Bei der Siegerehrung gabs weder Siegerfoto noch Blumenstrauss. «Das fand ich enttäuschend», sagt sie. Als Trost blieb eine Zeitungsnotiz in der lokalen «Volksstimme». Der Weltmeistertitel habe sie nicht verändert, sagt Anna Röthlisberger. Ob sie ihn im Jahr 2010 verteidigen wird, weiss sie noch nicht. Denn noch hat sich für die Reise ins portugiesische Estoril und den mehrtägigen Hotelaufenthalt kein Sponsor gefunden. Ein Preisgeld winkt nicht - höchstens eine extravagante Pfeife und ein bisschen Tabak.

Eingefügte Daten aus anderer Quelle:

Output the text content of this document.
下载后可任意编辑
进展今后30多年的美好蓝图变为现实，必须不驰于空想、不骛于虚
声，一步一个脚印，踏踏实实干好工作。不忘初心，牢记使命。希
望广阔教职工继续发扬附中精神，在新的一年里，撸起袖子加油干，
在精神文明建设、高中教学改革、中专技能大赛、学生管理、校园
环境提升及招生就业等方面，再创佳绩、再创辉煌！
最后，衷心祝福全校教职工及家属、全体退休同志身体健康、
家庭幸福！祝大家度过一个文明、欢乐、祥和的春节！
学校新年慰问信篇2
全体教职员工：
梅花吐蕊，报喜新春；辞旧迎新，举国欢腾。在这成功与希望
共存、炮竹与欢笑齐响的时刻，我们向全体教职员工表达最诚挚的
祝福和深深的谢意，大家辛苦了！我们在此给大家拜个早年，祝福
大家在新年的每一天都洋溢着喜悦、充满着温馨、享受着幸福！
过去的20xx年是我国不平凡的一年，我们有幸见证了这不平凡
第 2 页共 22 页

Auch für den Eintrag ins Guinness-Buch der Rekorde gibt es kein Honorar. Trotzdem glänzen Schweizerinnen und Schweizer mit einer ganzen Reihe von skurrilen Rekorden: zum Beispiel die grösste Musikstunde, die meisten Strohhalme im Mund oder die meisten Ellbogendrehungen beim Breakdance. Allein der Ausnahmekönner und Balljongleur Paul Sahli hat insgesamt 65 Weltrekorde aufgestellt. Am meisten freuen dürfte aber die Aussage von Olaf Kuchenbecker, Chef der deutschen Ausgabe des Rekordbuchs: «Die Schweizer brauchen bei der Vielseitigkeit keinen internationalen Vergleich zu scheuen und schneiden bei der Rekordjagd im Vergleich zu den Österreichern ein bisschen besser ab.»